Recuerdo a Antonio Gamoneda de cuando vino a Bruselas. El Instituto Cervantes oficiaba de médium y, para su jardín de las musas, se había traído de España a unos cuantos magníficos poetas con los que compartí – privilegios, supongo, de escribir a distancia – micrófono y manteles. A cambio de unos versos, nos llevaron de cena. A Antonio lo recuerdo caminando a mi lado. Preguntando y andando despacito. Explicando algún hecho como quien ya lo entiende. Quizás no fuera cierto, pero yo lo recuerdo tomándome del brazo.
Me quedé, de aquel hombre, con sus cejas pobladas. Las tiene Antonio hirsutas como el bigote de las espigas. Y con la sensación de que hay una pobreza, una costumbre flaca de trabajos al uso, despierta como el ojo de una estrella, digna como la suela de un zapato, terca como la noche y como el agua, que vuelve cada poco y cada siempre a posarse en un párpado encendido, a brincar la pared de una oficina, a vestirse de azul para el estreno y a inventarse su propio abecedario. Me he quedado, del hombre, con esa pulcritud del hombre bueno.

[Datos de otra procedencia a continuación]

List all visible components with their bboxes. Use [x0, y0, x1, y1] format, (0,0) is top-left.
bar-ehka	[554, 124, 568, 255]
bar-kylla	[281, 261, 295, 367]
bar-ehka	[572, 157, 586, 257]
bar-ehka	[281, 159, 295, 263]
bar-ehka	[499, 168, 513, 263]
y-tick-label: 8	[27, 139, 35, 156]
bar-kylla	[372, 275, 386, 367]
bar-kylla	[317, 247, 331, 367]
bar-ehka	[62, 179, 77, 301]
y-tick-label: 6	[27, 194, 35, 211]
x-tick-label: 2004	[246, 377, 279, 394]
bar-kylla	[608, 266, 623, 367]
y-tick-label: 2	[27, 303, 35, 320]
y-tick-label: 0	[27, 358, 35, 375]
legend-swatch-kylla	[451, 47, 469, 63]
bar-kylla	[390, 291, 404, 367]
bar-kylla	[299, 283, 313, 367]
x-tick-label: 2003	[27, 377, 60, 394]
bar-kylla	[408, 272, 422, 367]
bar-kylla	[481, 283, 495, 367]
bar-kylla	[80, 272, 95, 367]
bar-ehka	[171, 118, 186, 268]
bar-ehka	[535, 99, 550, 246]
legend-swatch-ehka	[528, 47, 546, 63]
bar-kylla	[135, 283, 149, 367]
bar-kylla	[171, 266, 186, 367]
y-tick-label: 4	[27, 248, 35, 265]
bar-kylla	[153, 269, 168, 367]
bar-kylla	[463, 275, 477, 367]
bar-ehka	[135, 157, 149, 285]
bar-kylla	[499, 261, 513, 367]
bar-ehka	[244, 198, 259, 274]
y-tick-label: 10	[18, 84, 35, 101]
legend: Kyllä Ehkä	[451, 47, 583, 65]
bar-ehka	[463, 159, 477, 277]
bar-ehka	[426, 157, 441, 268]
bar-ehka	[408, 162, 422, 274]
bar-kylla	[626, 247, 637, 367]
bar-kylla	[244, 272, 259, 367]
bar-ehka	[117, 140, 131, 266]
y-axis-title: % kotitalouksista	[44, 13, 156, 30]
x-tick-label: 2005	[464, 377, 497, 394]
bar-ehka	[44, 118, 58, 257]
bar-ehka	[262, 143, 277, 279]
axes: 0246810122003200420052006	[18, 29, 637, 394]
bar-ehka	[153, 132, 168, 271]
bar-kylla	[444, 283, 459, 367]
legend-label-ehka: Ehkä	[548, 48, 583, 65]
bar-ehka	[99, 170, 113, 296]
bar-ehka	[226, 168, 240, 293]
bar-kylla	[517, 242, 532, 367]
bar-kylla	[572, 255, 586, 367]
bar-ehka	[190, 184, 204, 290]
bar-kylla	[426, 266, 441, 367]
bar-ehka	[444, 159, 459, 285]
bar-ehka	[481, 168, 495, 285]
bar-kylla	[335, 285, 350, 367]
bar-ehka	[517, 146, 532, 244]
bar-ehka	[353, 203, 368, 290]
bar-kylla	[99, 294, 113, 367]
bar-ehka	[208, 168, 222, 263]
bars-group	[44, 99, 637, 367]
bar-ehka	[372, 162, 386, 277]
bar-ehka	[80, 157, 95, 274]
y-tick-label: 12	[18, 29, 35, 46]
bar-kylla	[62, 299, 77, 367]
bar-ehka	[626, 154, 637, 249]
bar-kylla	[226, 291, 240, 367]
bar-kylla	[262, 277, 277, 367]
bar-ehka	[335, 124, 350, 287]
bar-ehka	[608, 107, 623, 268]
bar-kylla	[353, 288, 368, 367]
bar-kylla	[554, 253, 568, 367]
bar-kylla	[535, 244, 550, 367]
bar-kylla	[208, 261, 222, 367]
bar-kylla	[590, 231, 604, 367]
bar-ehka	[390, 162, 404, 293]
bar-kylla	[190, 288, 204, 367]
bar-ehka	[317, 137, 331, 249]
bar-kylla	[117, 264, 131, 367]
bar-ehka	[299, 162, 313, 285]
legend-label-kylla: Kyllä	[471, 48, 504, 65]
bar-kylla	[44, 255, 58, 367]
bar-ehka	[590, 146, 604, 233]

Pero el Premio Cervantes se lo han dado al poeta. Y allí estaba el poeta, soñando merecérselo. Me alegro de su triunfo porque hay algo en sus versos que se ha ganado a pulso lo abierto de una puerta. Que se merece un tiempo «habitado por madres», aunque sea tarde y cruja, como un hueso, la nieve. Me gusta Gamoneda entre la sed y el vino. Me lo imagino limpio, planchado para el traje, tal que en su propia foto de ese día, recogiendo el respeto y la sonrisa, los besos, el aplauso, la abundancia, como una fruta elástica y madura… y la justicia, al fin atravesando su «corazón, temible en la dulzura».